Uber has begun financing vehicles to drivers, taking repayments from their weekly earning, a scheme orchestrated with Texas-based Uber partner Exeter Finance in the United States.

The financing model does not require credit history checks, only police checks to ensure they present as a sound customer. The app business has invested in a $1billion credit account witch allows its Change Leasing subsidiary to purchase and hire out assets.

Uber is also trialling another scheme called Advance Pay, which allows drivers to get a $1000 interest-free loan, again repaid via wages, in collaboration with Clearbanc, a money lending start-up business.

President of Uber India, Amit Jain, told the Financial Times they’re not focussed on turning people away because of bad credit history, preferring to get people working. However India has no centralised credit score system.

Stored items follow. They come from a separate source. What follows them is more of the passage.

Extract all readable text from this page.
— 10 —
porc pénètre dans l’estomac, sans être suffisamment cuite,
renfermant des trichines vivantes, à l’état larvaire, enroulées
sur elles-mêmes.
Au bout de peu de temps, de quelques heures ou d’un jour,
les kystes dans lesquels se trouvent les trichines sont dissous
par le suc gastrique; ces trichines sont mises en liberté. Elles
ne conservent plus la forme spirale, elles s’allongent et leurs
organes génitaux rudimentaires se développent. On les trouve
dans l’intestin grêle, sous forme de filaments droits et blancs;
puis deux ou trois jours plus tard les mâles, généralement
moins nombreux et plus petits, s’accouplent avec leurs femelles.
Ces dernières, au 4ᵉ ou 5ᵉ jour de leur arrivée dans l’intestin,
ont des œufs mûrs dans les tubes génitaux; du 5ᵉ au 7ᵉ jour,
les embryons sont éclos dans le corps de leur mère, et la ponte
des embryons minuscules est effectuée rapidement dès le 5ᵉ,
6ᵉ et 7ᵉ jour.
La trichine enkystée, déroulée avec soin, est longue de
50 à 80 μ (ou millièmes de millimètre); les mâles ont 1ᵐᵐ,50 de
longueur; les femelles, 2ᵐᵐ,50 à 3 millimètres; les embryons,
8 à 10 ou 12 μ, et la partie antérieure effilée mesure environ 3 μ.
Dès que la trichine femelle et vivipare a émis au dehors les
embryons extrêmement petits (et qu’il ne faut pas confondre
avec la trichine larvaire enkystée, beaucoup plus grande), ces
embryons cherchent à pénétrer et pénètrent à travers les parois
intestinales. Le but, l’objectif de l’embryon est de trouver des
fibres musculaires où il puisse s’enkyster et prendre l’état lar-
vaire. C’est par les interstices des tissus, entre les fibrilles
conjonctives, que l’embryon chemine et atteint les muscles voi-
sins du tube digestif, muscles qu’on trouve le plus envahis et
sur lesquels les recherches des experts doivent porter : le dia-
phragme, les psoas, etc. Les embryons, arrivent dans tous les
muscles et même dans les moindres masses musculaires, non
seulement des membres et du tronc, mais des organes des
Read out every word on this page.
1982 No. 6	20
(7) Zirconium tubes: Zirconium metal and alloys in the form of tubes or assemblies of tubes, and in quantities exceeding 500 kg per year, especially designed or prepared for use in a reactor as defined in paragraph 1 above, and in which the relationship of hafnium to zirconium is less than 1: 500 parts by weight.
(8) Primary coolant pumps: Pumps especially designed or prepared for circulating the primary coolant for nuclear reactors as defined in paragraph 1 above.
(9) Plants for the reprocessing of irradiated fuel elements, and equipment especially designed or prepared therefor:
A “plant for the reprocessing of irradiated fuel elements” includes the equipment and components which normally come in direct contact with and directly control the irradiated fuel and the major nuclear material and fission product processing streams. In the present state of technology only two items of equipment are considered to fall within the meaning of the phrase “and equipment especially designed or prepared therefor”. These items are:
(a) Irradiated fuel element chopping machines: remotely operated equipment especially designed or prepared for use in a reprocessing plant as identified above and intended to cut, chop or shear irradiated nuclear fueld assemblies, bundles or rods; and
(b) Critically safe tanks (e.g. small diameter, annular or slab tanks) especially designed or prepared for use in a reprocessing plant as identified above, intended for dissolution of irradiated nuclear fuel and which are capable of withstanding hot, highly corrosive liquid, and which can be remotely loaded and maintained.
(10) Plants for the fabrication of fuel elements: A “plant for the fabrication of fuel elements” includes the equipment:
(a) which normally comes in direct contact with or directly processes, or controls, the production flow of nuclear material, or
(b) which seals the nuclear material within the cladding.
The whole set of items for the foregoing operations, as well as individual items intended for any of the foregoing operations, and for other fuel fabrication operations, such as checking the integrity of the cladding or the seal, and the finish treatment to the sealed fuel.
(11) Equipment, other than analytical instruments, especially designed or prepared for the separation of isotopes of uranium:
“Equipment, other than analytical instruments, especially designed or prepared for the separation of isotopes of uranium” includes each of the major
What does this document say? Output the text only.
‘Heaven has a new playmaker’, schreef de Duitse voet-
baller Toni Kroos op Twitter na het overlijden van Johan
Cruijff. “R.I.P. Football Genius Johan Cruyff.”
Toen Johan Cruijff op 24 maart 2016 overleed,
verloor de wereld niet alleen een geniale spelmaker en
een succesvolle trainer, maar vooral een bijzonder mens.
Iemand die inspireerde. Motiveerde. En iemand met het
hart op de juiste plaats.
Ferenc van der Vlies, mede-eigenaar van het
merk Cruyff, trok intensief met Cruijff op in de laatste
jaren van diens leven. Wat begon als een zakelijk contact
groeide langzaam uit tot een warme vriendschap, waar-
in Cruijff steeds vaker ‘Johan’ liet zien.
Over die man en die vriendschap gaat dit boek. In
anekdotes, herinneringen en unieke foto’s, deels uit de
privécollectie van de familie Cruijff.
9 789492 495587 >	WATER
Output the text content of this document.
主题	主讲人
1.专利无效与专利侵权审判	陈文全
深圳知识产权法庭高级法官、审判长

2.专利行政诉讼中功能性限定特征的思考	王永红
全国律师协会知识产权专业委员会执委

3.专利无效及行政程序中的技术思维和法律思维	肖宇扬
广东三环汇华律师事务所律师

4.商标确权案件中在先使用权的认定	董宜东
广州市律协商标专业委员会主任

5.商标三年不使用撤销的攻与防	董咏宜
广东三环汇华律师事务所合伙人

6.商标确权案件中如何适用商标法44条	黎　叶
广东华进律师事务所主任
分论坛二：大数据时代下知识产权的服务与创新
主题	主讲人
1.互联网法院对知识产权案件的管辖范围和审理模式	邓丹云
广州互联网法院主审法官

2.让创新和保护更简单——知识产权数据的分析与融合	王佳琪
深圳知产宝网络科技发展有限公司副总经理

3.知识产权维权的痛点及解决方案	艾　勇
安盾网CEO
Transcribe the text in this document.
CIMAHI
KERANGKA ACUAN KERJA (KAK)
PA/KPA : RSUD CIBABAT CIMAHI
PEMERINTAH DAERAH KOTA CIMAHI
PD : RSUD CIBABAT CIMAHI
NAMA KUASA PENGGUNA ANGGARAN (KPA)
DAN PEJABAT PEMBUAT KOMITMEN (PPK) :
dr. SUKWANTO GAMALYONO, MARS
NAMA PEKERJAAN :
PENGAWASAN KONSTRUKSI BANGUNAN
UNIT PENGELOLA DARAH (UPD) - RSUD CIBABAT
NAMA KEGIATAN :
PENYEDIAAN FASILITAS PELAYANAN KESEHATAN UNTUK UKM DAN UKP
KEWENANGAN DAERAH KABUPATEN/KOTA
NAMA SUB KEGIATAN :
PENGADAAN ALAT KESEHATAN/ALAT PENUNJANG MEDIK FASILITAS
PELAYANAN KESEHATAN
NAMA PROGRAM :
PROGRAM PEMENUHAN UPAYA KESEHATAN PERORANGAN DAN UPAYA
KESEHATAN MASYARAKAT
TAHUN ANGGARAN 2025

“To us, creditworthiness is not a criteria, our goal is to give out leases and give out cars to as many people as possible,” Jain said. “If someone cannot pay the monthly amount, they simply return the car.”

Uber launched the internal Xchange leasing system in the US last year with the boost of a $1bn investment from Wall Street banks and Goldman Sachs banking firm. However the schemes have come under fire from consumer rights organisations for exploiting drivers by giving them debts they cannot afford to pay.

Deputy director of of the National Employment Law Project, Rebessa Smith, believes the financing unfairly locks employees into owing their bosses.

“We see it as predatory lending, plain and simple,” Smith said. “It is a car lease that comes from your employer and makes it impossible for you to leave your job before it is paid off. Uber has shifted that cost [for equipment and tools] and risk on to drivers who are making poverty-level wages.”

Meghan Joyce, Uber’s general manager for the East Coast of the US, defends the scheme as not-for-profit finance.

“All of these programmes are designed with the driver in mind first and foremost,” she said. “They are meant to be really flexible and to create options,” indicating to the Financial Times’ Leslie Hook that drivers unhappy with the deal can return the car after 30 days.

Over 50,000 drivers in the US have taken part in the financing scheme and Uber expects another 100,000 to join by the end of 2016.